Teoria de Bandas: Condutores, Semicondutores e Isolantes
A teoria de bandas estende a teoria dos orbitais moleculares a sólidos estendidos. Orbitais atômicos se combinam para formar orbitais cristalinos, que são deslocalizados sobre todo o cristal e formam bandas de energia separadas por lacunas de banda (E_g). Em condutores (metais), o nível de Fermi reside dentro de uma banda, permitindo que os elétrons se movam livremente sob um campo elétrico aplicado. Em isolantes, a banda de valência está totalmente ocupada e separada da banda de condução vazia por um E_g grande (> 3 eV). Semicondutores têm valores de E_g intermediários (0,5-3 eV) e podem ser dopados para controlar a condutividade.
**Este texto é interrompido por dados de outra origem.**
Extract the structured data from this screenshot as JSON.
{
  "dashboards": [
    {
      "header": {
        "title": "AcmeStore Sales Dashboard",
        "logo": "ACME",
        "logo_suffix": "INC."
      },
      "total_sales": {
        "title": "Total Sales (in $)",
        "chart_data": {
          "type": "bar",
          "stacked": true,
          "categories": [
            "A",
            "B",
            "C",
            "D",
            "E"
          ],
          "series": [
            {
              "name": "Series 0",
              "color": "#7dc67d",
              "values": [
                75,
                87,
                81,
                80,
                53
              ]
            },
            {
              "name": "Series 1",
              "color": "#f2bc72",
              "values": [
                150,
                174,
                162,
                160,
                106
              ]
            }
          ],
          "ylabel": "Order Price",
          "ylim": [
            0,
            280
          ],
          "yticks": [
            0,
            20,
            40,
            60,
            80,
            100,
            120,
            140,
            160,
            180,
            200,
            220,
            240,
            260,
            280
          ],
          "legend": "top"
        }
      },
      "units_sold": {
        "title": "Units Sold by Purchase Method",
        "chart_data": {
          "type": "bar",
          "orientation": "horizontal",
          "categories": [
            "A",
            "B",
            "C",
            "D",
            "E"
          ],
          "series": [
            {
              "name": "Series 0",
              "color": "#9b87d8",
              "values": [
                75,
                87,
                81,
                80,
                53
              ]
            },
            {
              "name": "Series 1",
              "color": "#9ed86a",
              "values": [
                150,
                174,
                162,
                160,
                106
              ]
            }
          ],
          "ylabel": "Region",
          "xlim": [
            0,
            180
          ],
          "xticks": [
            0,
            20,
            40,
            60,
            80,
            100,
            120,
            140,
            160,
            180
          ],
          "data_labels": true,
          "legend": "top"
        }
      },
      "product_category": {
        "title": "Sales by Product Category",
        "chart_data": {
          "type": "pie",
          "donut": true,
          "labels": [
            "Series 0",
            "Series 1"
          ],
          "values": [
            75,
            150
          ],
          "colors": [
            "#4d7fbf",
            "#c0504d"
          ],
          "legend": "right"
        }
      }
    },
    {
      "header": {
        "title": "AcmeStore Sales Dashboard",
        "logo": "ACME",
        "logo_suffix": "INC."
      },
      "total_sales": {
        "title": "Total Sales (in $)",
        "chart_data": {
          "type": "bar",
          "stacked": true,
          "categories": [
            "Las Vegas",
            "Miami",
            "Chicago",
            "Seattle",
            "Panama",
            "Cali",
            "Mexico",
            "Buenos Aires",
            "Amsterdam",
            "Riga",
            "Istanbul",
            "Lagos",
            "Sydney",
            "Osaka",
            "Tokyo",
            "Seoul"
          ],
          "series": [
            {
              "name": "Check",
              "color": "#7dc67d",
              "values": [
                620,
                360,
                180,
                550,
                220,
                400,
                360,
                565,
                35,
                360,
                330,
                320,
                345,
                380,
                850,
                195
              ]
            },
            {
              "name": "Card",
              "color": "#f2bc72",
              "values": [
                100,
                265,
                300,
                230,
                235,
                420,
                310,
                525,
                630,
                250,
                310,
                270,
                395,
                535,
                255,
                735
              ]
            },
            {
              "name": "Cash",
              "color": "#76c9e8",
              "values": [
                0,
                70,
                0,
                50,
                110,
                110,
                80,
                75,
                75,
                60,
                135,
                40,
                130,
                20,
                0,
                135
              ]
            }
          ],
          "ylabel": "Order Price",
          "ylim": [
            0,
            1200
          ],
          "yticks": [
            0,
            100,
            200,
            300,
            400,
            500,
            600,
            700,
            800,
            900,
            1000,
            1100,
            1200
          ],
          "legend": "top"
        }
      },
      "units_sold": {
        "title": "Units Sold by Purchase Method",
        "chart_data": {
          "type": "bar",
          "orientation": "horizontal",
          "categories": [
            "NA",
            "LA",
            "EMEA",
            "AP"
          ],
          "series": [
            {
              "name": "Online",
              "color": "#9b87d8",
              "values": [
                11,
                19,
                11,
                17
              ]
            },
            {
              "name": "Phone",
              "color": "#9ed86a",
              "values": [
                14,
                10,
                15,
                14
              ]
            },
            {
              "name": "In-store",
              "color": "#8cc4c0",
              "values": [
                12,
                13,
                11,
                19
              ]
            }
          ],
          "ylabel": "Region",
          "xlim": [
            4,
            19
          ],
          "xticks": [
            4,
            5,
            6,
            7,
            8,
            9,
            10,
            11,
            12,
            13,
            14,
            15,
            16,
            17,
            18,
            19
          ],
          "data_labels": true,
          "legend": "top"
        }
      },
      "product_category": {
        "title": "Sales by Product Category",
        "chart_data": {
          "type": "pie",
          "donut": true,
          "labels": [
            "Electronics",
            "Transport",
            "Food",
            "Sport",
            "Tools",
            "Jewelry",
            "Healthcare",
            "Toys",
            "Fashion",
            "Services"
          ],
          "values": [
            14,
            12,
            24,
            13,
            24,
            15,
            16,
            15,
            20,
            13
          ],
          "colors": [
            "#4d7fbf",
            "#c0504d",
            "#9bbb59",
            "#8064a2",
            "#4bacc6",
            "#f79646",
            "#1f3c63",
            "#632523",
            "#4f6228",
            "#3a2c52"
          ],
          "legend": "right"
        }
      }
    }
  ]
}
A dopagem envolve a introdução intencional de impurezas: dopagem tipo n adiciona átomos ricos em elétrons (e.g., P em Si), enquanto a dopagem tipo p adiciona átomos deficientes em elétrons (e.g., B em Si). A junção p-n, formada na interface de semicondutores tipo p e tipo n, é o bloco de construção fundamental de diodos, transistores e células solares.
Supercondutividade e Materiais Avançados
Supercondutividade é o fenômeno de resistência elétrica zero abaixo de uma temperatura crítica (T_c). Supercondutores convencionais (e.g., NbTi, T_c ≈ 10 K) são explicados pela teoria BCS, onde os elétrons formam pares de Cooper através de vibrações da rede (fônons). Supercondutores de alta temperatura, como os cupratos (e.g., YBa₂Cu₃O_{7-δ}, T_c ≈ 92 K), contêm estruturas em camadas do tipo perovskita com planos CuO₂ essenciais para a supercondutividade. As perovskitas (ABO₃) são uma família estrutural notavelmente versátil, exibindo ferroelétricidade (BaTiO₃), piezoelétricidade (PZT), magnetismo e supercondutividade. Zeólitas são aluminossilicatos microporosos com canais e cavidades bem definidos, amplamente usados como peneiras moleculares, catalisadores e trocadores iônicos. Estruturas metal-orgânicas (MOFs) estendem este conceito a materiais híbridos com áreas superficiais extraordinariamente altas, tamanhos de poro ajustáveis e aplicações em armazenamento de gás, separação e catálise.